Superoxide dismutase
Catalase
Glutathione peroxidase
What is a heat shock protein? Give an example.
Ubiquitin
Aims to mend misfolded proteins and maintain cell viability in cell injury.
How does a dead cell change in appearance?
- pyknosis = normal cell with dark nucleus
- karyorrhexis = coagulation of proteins so cell looks dotty. Some proteins leak out of cell. Because of coagulation, take up stain making cytoplasm appear darker.
- karyolysis = nucleus dissolves away = irreversible cell death.
How would a cell look if injury was reversible??
- blebs of cytoplasm
- clumping of nuclear chromatin
- mitochondrial and ER swelling
What are the two main types of necrosis? (And name the other two)
Coagulative
- ischaemia of solid organs e.g. kidney, liver, heart.
- due to protein desaturation.
Liquefaction necrosis
- ischaemia in loose tissues e.g brain and lungs
- presence of many neutrophils
- due to enzyme release
Also there’s caseous and fat necrosis.
What does coagulative necrosis look like?
- cells architecture is sort of preserved
- darker staining
- looks more wiggly
- lots of dots between layers = neutrophils mopping up dead tissue
- nuclei have undergone karyolyse
What is the difference between oncosis and necrosis?
- oncosis = the process of cell death with swelling.
- necrosis= when the cell is actually dead. What you see after it dies e.g karyolysis.
What is caseous necrosis and what does it look like?
- contains structureless debris
- particularly associated with infections, especially tuberculosis
- appears dense like a ball
- in a fixed tissue appears lighter, like cheese (caseous = cheese in Latin)
Define the terms
- gangrene
- infarction
- infarct
Gangrene = a necrosis visible to the naked eye
Infarction = necrosis caused by reduction in arterial blood flow.
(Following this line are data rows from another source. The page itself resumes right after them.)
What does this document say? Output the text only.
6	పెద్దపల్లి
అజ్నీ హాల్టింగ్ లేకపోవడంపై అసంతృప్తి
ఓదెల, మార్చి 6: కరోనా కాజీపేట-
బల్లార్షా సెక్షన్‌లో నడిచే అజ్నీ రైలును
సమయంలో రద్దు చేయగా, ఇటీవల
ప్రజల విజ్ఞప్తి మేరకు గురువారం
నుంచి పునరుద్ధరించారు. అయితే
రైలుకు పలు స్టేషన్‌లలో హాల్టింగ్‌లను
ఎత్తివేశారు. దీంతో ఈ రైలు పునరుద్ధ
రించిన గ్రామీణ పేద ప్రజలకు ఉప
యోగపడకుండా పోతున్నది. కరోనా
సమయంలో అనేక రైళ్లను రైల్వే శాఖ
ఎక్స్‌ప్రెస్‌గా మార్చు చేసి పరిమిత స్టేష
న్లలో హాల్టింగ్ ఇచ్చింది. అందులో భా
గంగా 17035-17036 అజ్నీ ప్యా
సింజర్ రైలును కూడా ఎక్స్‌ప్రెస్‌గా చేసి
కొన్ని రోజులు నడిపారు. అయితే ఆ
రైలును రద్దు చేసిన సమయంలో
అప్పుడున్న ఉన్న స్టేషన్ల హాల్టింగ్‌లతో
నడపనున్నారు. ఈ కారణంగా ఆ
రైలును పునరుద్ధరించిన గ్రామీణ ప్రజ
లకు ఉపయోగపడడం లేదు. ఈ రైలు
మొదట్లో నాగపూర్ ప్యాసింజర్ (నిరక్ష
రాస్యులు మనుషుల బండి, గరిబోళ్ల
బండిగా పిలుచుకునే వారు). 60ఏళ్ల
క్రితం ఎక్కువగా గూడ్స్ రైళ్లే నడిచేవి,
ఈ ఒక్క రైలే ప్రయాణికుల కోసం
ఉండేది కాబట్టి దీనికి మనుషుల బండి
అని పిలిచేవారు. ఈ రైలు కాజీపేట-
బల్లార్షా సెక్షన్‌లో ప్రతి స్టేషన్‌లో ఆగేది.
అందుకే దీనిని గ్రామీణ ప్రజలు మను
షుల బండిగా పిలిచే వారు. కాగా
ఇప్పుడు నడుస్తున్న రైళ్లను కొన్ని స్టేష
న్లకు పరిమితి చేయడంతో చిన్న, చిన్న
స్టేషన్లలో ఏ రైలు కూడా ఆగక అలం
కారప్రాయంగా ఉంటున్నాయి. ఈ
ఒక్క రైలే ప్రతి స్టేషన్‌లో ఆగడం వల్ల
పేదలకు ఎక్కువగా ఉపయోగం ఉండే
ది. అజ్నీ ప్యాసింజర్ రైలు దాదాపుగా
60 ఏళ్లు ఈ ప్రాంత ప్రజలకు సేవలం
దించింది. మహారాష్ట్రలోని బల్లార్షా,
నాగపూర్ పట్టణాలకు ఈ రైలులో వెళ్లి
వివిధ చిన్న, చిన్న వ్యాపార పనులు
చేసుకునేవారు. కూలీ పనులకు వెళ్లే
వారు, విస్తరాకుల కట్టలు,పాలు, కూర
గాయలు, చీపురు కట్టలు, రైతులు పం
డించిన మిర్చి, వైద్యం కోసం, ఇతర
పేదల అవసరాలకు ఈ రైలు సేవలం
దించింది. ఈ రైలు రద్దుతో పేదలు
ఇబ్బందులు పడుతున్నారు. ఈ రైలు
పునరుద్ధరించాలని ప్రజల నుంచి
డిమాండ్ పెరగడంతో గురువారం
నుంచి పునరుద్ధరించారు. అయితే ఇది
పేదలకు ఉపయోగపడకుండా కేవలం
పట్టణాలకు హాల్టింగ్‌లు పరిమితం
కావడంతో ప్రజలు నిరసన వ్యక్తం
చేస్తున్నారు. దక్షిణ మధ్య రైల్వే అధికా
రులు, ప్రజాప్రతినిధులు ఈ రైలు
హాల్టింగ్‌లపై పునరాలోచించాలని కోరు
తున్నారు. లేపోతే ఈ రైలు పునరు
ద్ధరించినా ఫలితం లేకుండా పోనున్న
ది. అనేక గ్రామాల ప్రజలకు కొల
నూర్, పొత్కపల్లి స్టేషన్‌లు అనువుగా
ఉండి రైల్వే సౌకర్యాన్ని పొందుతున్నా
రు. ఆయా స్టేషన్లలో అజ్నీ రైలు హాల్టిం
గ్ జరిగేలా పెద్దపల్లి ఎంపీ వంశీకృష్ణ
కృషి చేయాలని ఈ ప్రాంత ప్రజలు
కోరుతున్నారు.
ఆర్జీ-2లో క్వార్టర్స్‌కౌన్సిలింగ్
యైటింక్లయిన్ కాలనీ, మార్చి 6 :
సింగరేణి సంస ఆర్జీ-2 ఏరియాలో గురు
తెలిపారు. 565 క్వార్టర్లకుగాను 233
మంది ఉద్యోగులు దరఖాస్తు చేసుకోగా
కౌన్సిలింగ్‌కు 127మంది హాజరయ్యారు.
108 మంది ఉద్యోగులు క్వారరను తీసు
Can lead to gangrene.
Infarct = an area of necrotic tissue which is a result of loss of arterial blood supply. An area of ischaemic necrosis.
What is the difference between dry and wet gangrene?
Dry = necrosis modified by exposure to air (coagulative necrosis)
Wet = necrosis modified by infection (liquefactive necrosis)
Why are some infarcts white and why are some red?
White
- anaemic infarcts
- solid organs with occlusion of end artery
- coagulative necrosis
Red
- haemorrhaging infarct
- loose tissue
- Dual blood supply
What is ischaemia reperfusion injury?
if blood flow is returned to a damaged by not yet necrotic tissue, damage sustained can be worse than if blood flow hadn’t been returned.
Possible causes include:
- increased production of oxygen free radicals with reoxygenation
- increase number of neutrophils resulting in more inflammation and increased tissue injury
- delivery of complement proteins and activation of complement pathways.
What apoptosis and When may it occur?
Apoptosis = cell death with shrinkage that is regulated and characteristics.
Occurs physiologically when trying to maintain a steady state and embryogenesis.
Occurs pathologically when cytotoxic T cells acting on virus infected or neoplastic cells, when cells have damaged DNA etc.